A [-]word[/-] paragraph or two on those delays - as I understand it, they are due to two (related) components.
1) Cell and VOIP phones take a sample of your voice over a burst of time (let's just say 1/10 of a second for this explanation). Your phone has to store that 0.1 sec sample and then analyze it and create a compressed version of it. So it already has a minimum 0.1 sec delay, as it had to wait for the whole thing in order to run its compression algorithm. Then it takes some amount of time to compress it. Then, it has to send that 0.1 sec 'packet', and it takes some time to get to its destination. Then... the receiving end has to decode that 'packet' into a .1 sec burst of sound, and finally.... play that sound back on the receiver. And while this is happening, each side needs to be working on encoding the following .1 sec burst of audio in parallel,
So, you always have a delay of at least the "sample packet" time length, plus encoding, transfer and decoding. Quite a bit to ask from these little devices.

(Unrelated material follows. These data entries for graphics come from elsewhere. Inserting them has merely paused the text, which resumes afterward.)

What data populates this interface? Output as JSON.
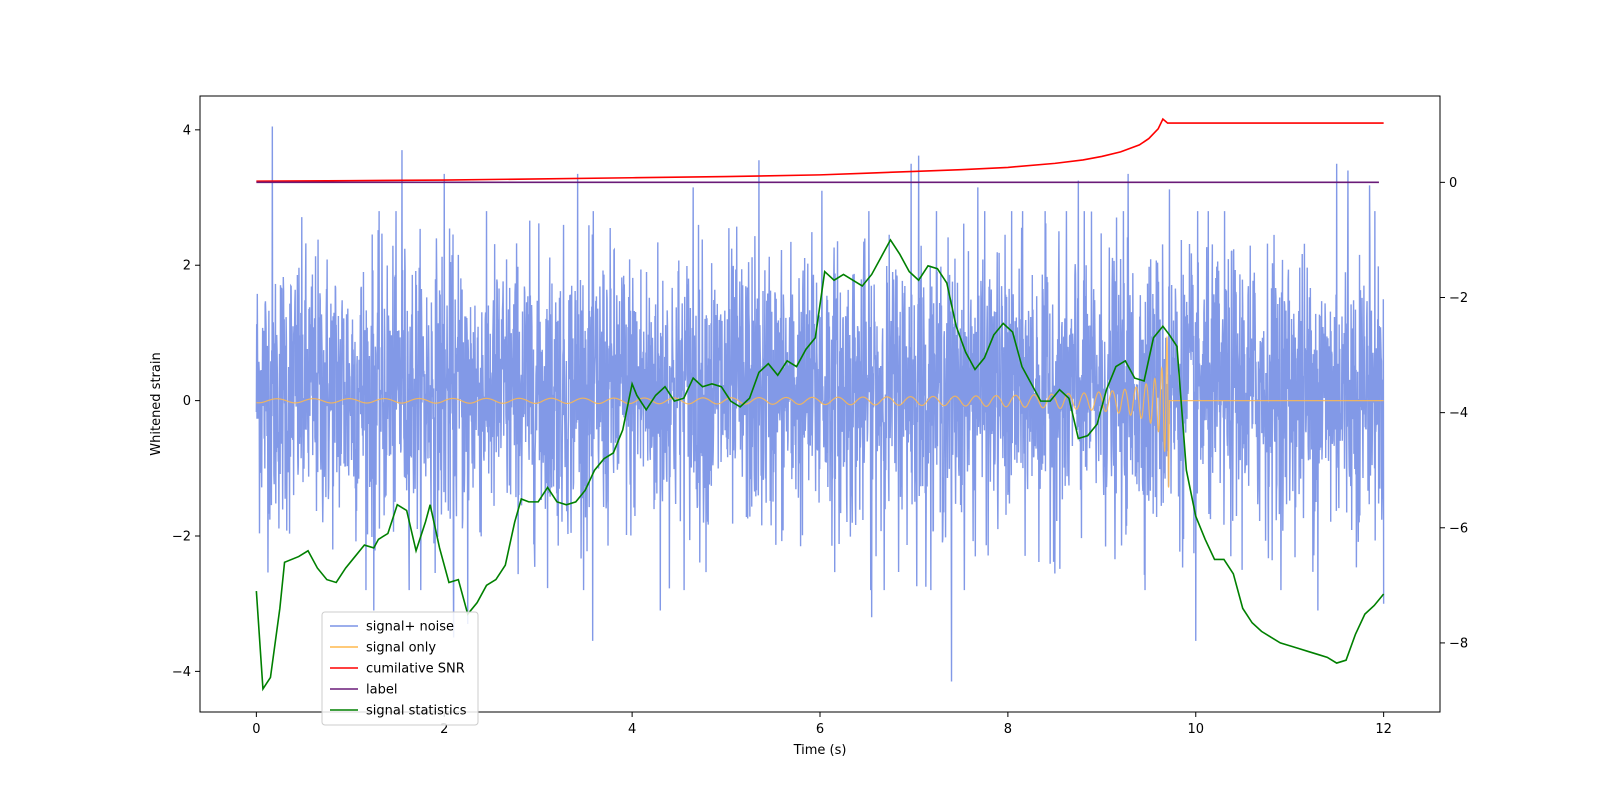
{
  "chart_data": {
    "type": "line",
    "xlabel": "Time (s)",
    "ylabel": "Whitened strain",
    "xlim": [
      -0.6,
      12.6
    ],
    "ylim": [
      -4.6,
      4.5
    ],
    "y2lim": [
      -9.2,
      1.5
    ],
    "xticks": [
      0,
      2,
      4,
      6,
      8,
      10,
      12
    ],
    "yticks": [
      -4,
      -2,
      0,
      2,
      4
    ],
    "y2ticks": [
      -8,
      -6,
      -4,
      -2,
      0
    ],
    "legend_position": "lower-left",
    "series": [
      {
        "name": "signal+ noise",
        "axis": "left",
        "color": "#7b93e6",
        "kind": "noise",
        "x_range": [
          0,
          12
        ],
        "typical_envelope": [
          -1.9,
          2.2
        ],
        "spikes": [
          [
            0.17,
            4.05
          ],
          [
            1.55,
            3.7
          ],
          [
            2.0,
            3.35
          ],
          [
            3.42,
            3.35
          ],
          [
            4.65,
            3.15
          ],
          [
            5.35,
            3.55
          ],
          [
            6.02,
            3.1
          ],
          [
            6.97,
            3.5
          ],
          [
            7.05,
            3.62
          ],
          [
            7.68,
            3.15
          ],
          [
            8.75,
            3.25
          ],
          [
            9.28,
            3.35
          ],
          [
            9.72,
            3.12
          ],
          [
            11.5,
            3.5
          ],
          [
            11.62,
            3.4
          ],
          [
            11.85,
            3.18
          ],
          [
            7.4,
            -4.15
          ],
          [
            2.1,
            -3.5
          ],
          [
            3.58,
            -3.55
          ],
          [
            1.25,
            -3.1
          ],
          [
            4.3,
            -3.1
          ],
          [
            10.0,
            -3.55
          ],
          [
            11.3,
            -3.1
          ],
          [
            12.0,
            -3.0
          ],
          [
            2.25,
            -3.3
          ],
          [
            6.55,
            -3.2
          ]
        ]
      },
      {
        "name": "signal only",
        "axis": "left",
        "color": "#ffb84d",
        "kind": "chirp",
        "x_range": [
          0,
          12
        ],
        "merger_time": 9.72,
        "peak_amplitude": [
          1.1,
          -1.3
        ]
      },
      {
        "name": "cumilative SNR",
        "axis": "right",
        "color": "#ff0000",
        "kind": "line",
        "x": [
          0,
          1,
          2,
          3,
          4,
          5,
          6,
          6.5,
          7,
          7.5,
          8,
          8.5,
          8.8,
          9.0,
          9.2,
          9.4,
          9.5,
          9.6,
          9.65,
          9.7,
          12.0
        ],
        "y": [
          0.02,
          0.03,
          0.04,
          0.06,
          0.08,
          0.1,
          0.13,
          0.16,
          0.19,
          0.22,
          0.26,
          0.33,
          0.39,
          0.45,
          0.53,
          0.65,
          0.76,
          0.93,
          1.1,
          1.03,
          1.03
        ]
      },
      {
        "name": "label",
        "axis": "right",
        "color": "#6a1b78",
        "kind": "line",
        "x": [
          0,
          11.95
        ],
        "y": [
          0.0,
          0.0
        ]
      },
      {
        "name": "signal statistics",
        "axis": "right",
        "color": "#008000",
        "kind": "line",
        "x": [
          0,
          0.07,
          0.15,
          0.25,
          0.3,
          0.45,
          0.55,
          0.65,
          0.75,
          0.85,
          0.95,
          1.05,
          1.15,
          1.25,
          1.3,
          1.4,
          1.5,
          1.6,
          1.7,
          1.8,
          1.85,
          1.95,
          2.05,
          2.15,
          2.25,
          2.35,
          2.45,
          2.55,
          2.65,
          2.75,
          2.82,
          2.9,
          3.0,
          3.1,
          3.2,
          3.3,
          3.4,
          3.5,
          3.6,
          3.7,
          3.8,
          3.9,
          4.0,
          4.05,
          4.15,
          4.25,
          4.35,
          4.45,
          4.55,
          4.65,
          4.75,
          4.85,
          4.95,
          5.05,
          5.15,
          5.25,
          5.35,
          5.45,
          5.55,
          5.65,
          5.75,
          5.85,
          5.95,
          6.05,
          6.15,
          6.25,
          6.35,
          6.45,
          6.55,
          6.65,
          6.75,
          6.85,
          6.95,
          7.05,
          7.15,
          7.25,
          7.35,
          7.45,
          7.55,
          7.65,
          7.75,
          7.85,
          7.95,
          8.05,
          8.15,
          8.25,
          8.35,
          8.45,
          8.55,
          8.65,
          8.75,
          8.85,
          8.95,
          9.05,
          9.15,
          9.25,
          9.35,
          9.45,
          9.55,
          9.65,
          9.72,
          9.8,
          9.9,
          10.0,
          10.1,
          10.2,
          10.3,
          10.4,
          10.5,
          10.6,
          10.7,
          10.8,
          10.9,
          11.0,
          11.1,
          11.2,
          11.3,
          11.4,
          11.5,
          11.6,
          11.7,
          11.8,
          11.9,
          12.0
        ],
        "y": [
          -7.1,
          -8.8,
          -8.6,
          -7.4,
          -6.6,
          -6.5,
          -6.4,
          -6.7,
          -6.9,
          -6.95,
          -6.7,
          -6.5,
          -6.3,
          -6.35,
          -6.2,
          -6.1,
          -5.6,
          -5.7,
          -6.4,
          -5.9,
          -5.6,
          -6.35,
          -6.95,
          -6.9,
          -7.5,
          -7.3,
          -7.0,
          -6.9,
          -6.65,
          -5.9,
          -5.5,
          -5.55,
          -5.55,
          -5.3,
          -5.55,
          -5.6,
          -5.55,
          -5.35,
          -5.0,
          -4.8,
          -4.7,
          -4.3,
          -3.5,
          -3.7,
          -3.95,
          -3.7,
          -3.55,
          -3.8,
          -3.75,
          -3.4,
          -3.55,
          -3.5,
          -3.55,
          -3.8,
          -3.9,
          -3.75,
          -3.3,
          -3.15,
          -3.35,
          -3.1,
          -3.2,
          -2.9,
          -2.7,
          -1.55,
          -1.7,
          -1.6,
          -1.7,
          -1.8,
          -1.6,
          -1.3,
          -1.0,
          -1.25,
          -1.55,
          -1.7,
          -1.45,
          -1.5,
          -1.75,
          -2.5,
          -2.95,
          -3.25,
          -3.05,
          -2.65,
          -2.45,
          -2.6,
          -3.2,
          -3.5,
          -3.8,
          -3.8,
          -3.6,
          -3.75,
          -4.45,
          -4.4,
          -4.2,
          -3.6,
          -3.2,
          -3.1,
          -3.4,
          -3.45,
          -2.7,
          -2.5,
          -2.65,
          -2.85,
          -5.0,
          -5.8,
          -6.2,
          -6.55,
          -6.55,
          -6.8,
          -7.4,
          -7.65,
          -7.8,
          -7.9,
          -8.0,
          -8.05,
          -8.1,
          -8.15,
          -8.2,
          -8.25,
          -8.35,
          -8.3,
          -7.85,
          -7.5,
          -7.35,
          -7.15
        ]
      }
    ]
  }
}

2) Jitter - this is the nasty part for internet phone calls. It turns out (again, as I understand this), that .1 second sound sample gets split into a bunch of data packets over the internet. And each packet can take a different route (and they often do). And some packets will take longer to get there, or even get lost and be asked to re-transmit. Now, you don't notice this on a web page so much, if it takes two seconds to load, you don't often care that one section loaded before another - you mainly care about the final finished page you read. But with voice, it doesn't work that way - you can't 'read' a voice if the bits are out of order. So, the decoder has to wait for ALL the bits to get there, at some point, it gives up and does the best it can with what it gt. This is where you get drop offs and other artifacts.
Whew.... Bottom line - with a reasonably high speed, low jitter connection, yes, you should be able to specify a high quality sound. It is technically feasible, whether it is available or not I do not know. Thinking about what I just wrote, it may help to trade off delay for audio quality. That may or may not be a good trade off, but you can adapt to the delay, poor sound and drop outs are harder to adapt to.

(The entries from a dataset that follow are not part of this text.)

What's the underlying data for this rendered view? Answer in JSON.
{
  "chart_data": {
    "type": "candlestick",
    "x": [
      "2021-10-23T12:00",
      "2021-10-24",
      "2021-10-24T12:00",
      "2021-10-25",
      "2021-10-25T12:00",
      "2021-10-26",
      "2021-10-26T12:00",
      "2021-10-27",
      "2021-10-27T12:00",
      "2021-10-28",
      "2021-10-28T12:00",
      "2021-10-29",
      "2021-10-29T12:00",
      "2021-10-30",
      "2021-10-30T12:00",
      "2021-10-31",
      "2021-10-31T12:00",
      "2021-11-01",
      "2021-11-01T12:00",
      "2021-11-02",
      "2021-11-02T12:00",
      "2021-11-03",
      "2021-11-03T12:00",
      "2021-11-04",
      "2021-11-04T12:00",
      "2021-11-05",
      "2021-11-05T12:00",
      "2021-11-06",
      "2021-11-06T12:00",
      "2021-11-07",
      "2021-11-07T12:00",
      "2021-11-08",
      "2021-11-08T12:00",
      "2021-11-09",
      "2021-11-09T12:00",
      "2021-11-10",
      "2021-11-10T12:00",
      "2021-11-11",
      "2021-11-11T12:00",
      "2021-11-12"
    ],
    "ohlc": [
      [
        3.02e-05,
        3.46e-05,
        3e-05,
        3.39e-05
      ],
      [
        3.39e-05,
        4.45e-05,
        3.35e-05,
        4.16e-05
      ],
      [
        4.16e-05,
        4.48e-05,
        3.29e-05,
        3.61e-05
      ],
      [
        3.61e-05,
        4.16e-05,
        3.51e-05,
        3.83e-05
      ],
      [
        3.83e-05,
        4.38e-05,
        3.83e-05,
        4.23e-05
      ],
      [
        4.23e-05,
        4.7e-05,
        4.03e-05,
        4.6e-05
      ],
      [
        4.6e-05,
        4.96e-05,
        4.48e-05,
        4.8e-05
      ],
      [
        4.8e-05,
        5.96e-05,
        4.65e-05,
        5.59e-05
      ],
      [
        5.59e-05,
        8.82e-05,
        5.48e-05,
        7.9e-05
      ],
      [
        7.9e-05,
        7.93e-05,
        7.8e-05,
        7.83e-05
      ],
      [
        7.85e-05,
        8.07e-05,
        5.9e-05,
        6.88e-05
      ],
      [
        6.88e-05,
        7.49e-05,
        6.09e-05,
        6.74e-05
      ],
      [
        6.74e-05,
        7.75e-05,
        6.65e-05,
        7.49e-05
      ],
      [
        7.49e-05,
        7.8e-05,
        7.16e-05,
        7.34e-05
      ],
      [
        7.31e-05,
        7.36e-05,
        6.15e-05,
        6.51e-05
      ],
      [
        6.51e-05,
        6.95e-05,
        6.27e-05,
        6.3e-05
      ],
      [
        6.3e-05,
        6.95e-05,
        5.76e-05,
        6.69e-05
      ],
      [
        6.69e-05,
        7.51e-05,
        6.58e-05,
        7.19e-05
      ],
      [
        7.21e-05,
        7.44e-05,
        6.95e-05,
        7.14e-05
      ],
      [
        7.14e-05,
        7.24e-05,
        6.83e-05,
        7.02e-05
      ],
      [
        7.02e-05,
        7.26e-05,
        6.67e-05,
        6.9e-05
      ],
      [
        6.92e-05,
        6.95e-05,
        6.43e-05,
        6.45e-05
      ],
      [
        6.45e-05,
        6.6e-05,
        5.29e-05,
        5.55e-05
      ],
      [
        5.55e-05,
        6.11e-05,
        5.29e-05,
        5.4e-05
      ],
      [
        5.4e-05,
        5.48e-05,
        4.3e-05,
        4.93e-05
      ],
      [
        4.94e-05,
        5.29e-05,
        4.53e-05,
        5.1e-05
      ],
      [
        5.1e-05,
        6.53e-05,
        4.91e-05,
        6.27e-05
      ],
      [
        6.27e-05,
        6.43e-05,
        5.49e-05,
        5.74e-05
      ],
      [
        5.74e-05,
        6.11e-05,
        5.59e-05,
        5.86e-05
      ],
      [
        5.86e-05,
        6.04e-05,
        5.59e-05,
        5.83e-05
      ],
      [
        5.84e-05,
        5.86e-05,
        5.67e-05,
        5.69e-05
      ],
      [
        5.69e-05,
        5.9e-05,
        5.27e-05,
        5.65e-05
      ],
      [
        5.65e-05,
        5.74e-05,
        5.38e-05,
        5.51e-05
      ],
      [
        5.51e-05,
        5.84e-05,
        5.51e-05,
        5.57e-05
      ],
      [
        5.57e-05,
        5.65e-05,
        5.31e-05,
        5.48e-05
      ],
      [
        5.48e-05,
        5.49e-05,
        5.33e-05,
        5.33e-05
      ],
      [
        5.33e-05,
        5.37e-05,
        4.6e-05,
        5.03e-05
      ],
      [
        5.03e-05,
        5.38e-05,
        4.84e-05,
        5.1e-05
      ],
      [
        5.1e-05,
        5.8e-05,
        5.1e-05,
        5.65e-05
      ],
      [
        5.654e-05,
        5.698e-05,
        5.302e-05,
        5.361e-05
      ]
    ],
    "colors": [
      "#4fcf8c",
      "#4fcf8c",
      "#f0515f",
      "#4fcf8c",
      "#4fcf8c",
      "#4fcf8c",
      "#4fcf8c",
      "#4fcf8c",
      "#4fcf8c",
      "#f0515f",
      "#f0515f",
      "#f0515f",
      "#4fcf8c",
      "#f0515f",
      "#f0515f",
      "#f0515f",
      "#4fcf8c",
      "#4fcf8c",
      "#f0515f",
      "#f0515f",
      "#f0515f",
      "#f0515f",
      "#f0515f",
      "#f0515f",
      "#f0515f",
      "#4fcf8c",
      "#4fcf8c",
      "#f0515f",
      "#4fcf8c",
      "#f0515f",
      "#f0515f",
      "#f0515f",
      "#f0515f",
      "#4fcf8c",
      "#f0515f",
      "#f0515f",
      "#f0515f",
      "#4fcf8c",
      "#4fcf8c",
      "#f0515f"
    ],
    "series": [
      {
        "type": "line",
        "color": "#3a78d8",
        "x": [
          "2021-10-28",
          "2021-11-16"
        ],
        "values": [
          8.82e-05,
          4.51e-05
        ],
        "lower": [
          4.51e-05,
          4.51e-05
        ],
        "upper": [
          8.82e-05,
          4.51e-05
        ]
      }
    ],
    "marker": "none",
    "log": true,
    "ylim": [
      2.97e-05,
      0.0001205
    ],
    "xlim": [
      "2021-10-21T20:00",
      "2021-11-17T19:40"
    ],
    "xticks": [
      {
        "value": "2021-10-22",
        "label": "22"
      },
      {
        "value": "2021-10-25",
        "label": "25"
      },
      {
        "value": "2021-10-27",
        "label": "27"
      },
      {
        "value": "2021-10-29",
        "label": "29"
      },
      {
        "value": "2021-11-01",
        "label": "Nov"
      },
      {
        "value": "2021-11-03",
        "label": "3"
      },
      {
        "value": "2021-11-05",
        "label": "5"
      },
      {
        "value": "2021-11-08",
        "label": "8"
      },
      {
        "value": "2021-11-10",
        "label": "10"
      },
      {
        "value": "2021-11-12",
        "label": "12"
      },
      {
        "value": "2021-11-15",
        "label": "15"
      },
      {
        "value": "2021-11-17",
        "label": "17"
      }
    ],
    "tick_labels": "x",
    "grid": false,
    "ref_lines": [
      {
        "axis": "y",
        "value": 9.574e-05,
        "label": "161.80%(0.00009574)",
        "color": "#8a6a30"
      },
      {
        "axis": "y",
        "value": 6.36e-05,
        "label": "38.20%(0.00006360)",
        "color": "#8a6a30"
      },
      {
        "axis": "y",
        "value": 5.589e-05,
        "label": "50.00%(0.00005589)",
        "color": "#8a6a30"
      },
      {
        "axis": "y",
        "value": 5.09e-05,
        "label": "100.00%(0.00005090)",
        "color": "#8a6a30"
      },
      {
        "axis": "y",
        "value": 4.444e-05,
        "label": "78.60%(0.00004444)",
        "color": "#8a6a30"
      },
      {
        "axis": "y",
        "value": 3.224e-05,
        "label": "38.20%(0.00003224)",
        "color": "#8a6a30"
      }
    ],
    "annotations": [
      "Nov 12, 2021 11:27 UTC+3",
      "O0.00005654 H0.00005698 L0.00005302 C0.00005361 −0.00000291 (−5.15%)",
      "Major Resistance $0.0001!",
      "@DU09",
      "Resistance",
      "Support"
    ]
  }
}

But, to answer your question... I do not think it will get any better... the reason I say is our company has hold music... and we had the guy out here to check the system because it sounds so bad to so many people...
Music on hold, or any other "constant" sound is really challenging for digital phone systems that were designed primarily for human voices.

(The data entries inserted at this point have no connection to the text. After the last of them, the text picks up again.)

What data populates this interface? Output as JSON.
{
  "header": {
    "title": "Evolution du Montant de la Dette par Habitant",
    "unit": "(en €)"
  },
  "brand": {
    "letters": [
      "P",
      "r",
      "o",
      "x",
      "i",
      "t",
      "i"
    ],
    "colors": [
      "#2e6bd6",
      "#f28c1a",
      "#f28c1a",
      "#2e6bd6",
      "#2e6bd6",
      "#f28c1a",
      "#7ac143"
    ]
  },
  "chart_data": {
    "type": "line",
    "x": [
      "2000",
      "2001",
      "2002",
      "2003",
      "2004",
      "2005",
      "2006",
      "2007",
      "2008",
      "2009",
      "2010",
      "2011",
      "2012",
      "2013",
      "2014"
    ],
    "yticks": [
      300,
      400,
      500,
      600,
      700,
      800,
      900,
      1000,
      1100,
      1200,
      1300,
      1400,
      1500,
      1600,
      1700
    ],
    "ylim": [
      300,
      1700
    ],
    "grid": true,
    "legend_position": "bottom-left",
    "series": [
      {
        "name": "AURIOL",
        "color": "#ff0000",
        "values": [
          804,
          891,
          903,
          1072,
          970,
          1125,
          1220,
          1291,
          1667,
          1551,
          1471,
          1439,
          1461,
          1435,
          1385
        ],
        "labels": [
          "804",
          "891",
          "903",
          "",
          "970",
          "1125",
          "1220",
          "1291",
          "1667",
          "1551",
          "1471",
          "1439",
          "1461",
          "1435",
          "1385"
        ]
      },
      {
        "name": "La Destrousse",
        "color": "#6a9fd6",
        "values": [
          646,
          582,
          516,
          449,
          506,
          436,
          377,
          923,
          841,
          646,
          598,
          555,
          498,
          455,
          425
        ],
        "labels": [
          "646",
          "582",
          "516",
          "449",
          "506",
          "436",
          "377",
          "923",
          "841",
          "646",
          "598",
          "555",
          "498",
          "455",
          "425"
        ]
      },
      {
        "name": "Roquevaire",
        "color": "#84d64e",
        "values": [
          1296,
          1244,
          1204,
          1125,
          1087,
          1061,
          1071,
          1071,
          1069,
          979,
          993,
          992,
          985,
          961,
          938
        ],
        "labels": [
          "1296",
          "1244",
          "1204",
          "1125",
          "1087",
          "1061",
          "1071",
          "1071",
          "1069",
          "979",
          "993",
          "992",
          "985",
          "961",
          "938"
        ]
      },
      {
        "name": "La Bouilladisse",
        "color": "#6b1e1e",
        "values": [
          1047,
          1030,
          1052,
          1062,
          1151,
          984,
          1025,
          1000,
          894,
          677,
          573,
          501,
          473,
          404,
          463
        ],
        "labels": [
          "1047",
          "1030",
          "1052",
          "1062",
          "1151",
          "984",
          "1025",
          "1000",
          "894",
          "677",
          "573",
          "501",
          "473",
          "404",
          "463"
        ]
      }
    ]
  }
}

I'm amazed that companies have not caught on to this - music really does sound absolutely awful over these compressions schemes. They should drop the music, or maybe find some types (simple tones maybe?) that sound OK compressed. It really adds to the annoyance of being on hold.
Sound quality on landlines has deteriorated and cell phones have always been bad. I don't think either will improve, as it's just not that important to most folks--the sound quality/pseudo half-duplex operation, etc are acceptable and they are not willing to pay a higher price for better sound.
I think it will improve.
Eventually, there won't be any such thing as analog voice calls; everything will be digital.
Just as the digital conversion of analog music gave us CDs with better quality than the old analog vinyl records, the same thing will happen with phones.
braumeister, I have to go with samclem on this. while CDs were a big improvement in many ways (I will also refrain from the vinyl-vs-CD debate), look what has happened - despite all the technology improvements we have had since the 80's, people buy music in compressed formats. Convenience/cost over quality. So no, I don't think it'll get better. Too may people are 'perfectly happy' with junk, and often-times the majority rules and the marketplace is filled with junk.
Well, I know for a fact that analog computers are more responsive and more accurate that the best digital computers will ever will be. But when you apply the "does it matter?" test, digital might be as good as analog.
It's not so much the technology, it is the
implementation[ of the technology. There is good & bad analog, and there is good & bad digital.
And I agree with many that we ought to have the option of better sound when we want it, charge me for it if you must, but give me the option.